02.01.2010 · Nach dem Angriff auf den dänischen Mohammed-Karikaturisten Kurt Westergaard soll der Täter bis zum 27. Januar in Haft bleiben. Ihm wird versuchter Mord vorgeworfen. Polizisten hatten den Somalier mit Schüssen in Bein und Arm gestoppt.
Nach dem versuchten Anschlag auf den Zeichner der umstrittenen Mohammed-Karikaturen bleibt der aus Somalia stammende Täter in Haft. Das entschied ein Richter in Kopenhagen nach einer nicht-öffentlichen Anhörung am Samstag. Der 28-Jährige hatte am Freitagabend den Zeichner Kurt Westergaard in dessen Haus mit einer Axt und einem Messer bedroht. Die Justiz wirft ihm versuchten Mord an Westergaard und an einem Polizisten vor.
Wie der Chef des dänischen Geheimdienstes, Jakob Scharf, bestätigte, bedrohte der Somalier, der enge Verbindungen zum Terrornetzwerk Al Qaida unterhalten soll, den 75-Jährigen Zeichner sowie dessen fünfjährige Enkelin. Der mutmaßliche Täter bleibt nun zunächst bis zum 27. Januar hinter Schloss und Riegel, davon die ersten zwei Wochen in Isolationshaft, entschied der Richter. Der Mann weist den Vorwurf des Mordversuchs zurück, gibt aber zu, im Haus des Zeichners gewesen zu sein.

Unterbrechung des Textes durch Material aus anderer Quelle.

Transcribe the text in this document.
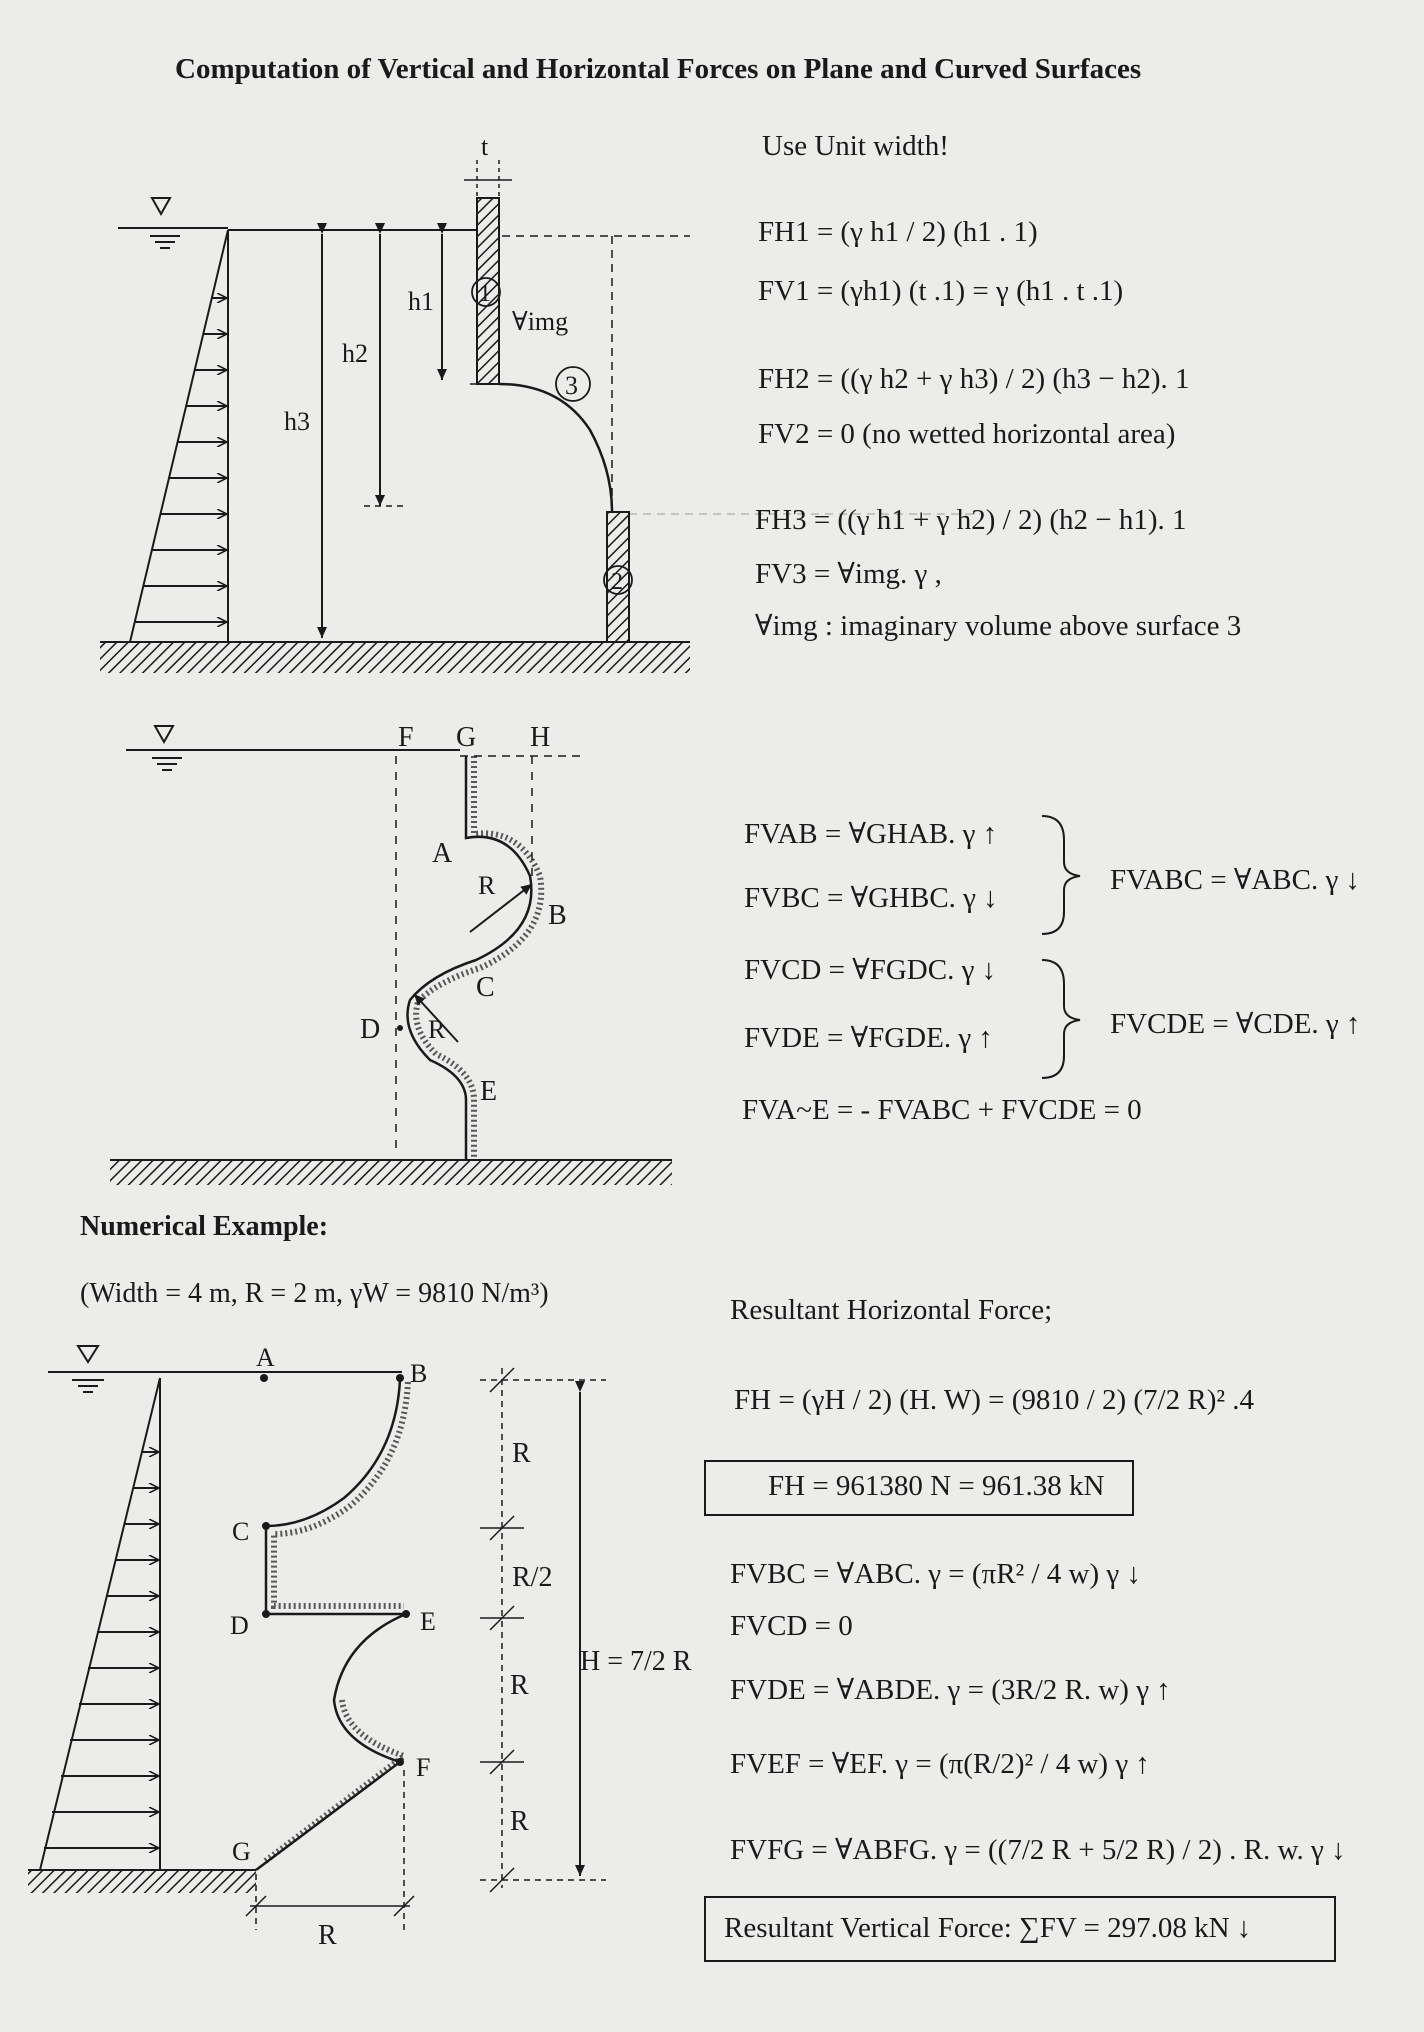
Computation of Vertical and Horizontal Forces on Plane and Curved Surfaces
Use Unit width!
t
1
3
2
h3
h2
h1
∀img
FH1 = (γ h1 / 2) (h1 . 1)
FV1 = (γh1) (t .1) = γ (h1 . t .1)
FH2 = ((γ h2 + γ h3) / 2) (h3 − h2). 1
FV2 = 0 (no wetted horizontal area)
FH3 = ((γ h1 + γ h2) / 2) (h2 − h1). 1
FV3 = ∀img. γ ,
∀img : imaginary volume above surface 3
F G H
A
B
C
D
E
R
R
FVAB = ∀GHAB. γ ↑
FVBC = ∀GHBC. γ ↓
FVABC = ∀ABC. γ ↓
FVCD = ∀FGDC. γ ↓
FVDE = ∀FGDE. γ ↑	FVCDE = ∀CDE. γ ↑
FVA~E = - FVABC + FVCDE = 0
Numerical Example:
(Width = 4 m, R = 2 m, γW = 9810 N/m³)
A
B
C
D	E
F
G
R
R
R/2
R
R
H = 7/2 R
Resultant Horizontal Force;
FH = (γH / 2) (H. W) = (9810 / 2) (7/2 R)² .4
FH = 961380 N = 961.38 kN
FVBC = ∀ABC. γ = (πR² / 4 w) γ ↓
FVCD = 0
FVDE = ∀ABDE. γ = (3R/2 R. w) γ ↑
FVEF = ∀EF. γ = (π(R/2)² / 4 w) γ ↑
FVFG = ∀ABFG. γ = ((7/2 R + 5/2 R) / 2) . R. w. γ ↓
Resultant Vertical Force: ∑FV = 297.08 kN ↓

Westergaard war es gelungen, in sein als „Panikraum“ ausgebautes Bad zu flüchten und die Polizei zu verständigen. Der Eindringling habe vergeblich versucht in den Sicherheitsraum einzudringen. Er habe in gebrochenem Dänisch unter anderem „Rache“ und „Blut“ geschrien. Mehrere Polizeieinheiten rasten zum Tatort. Westergaard wurde noch in der Nacht an einen sicheren Ort gebracht.
Nachdem der Somalier seine Axt nach einem Polizisten geworfen habe, habe die Polizei auf den Angreifer geschossen und ihn dabei an Hand und Bein verwundet.
Täter wurde schon länger beobachtet
Nach Angaben des dänischen Geheimdienstes PET hatte der Mann enge Verbindungen zur führenden Mitgliedern von Al-Kaida in Ostafrika sowie zur somalischen Terror-Organisation al-Shabaab. Der Somalier, der über eine legale Aufenthaltsgenehmigung für Dänemark verfügte, werde verdächtigt, in terroristische Aktivitäten in Ostafrika verwickelt zu sein, teilte der Geheimdienst mit. Er sei als Teil eines Netzwerks mit terroristischem Hintergrund bereits seit längerem im Zusammenhang mit Drohungen gegen Westergaard beobachtet worden. Es war zunächst unklar, ob der Somalier bei seinem Angriffsversuch alleine handelte.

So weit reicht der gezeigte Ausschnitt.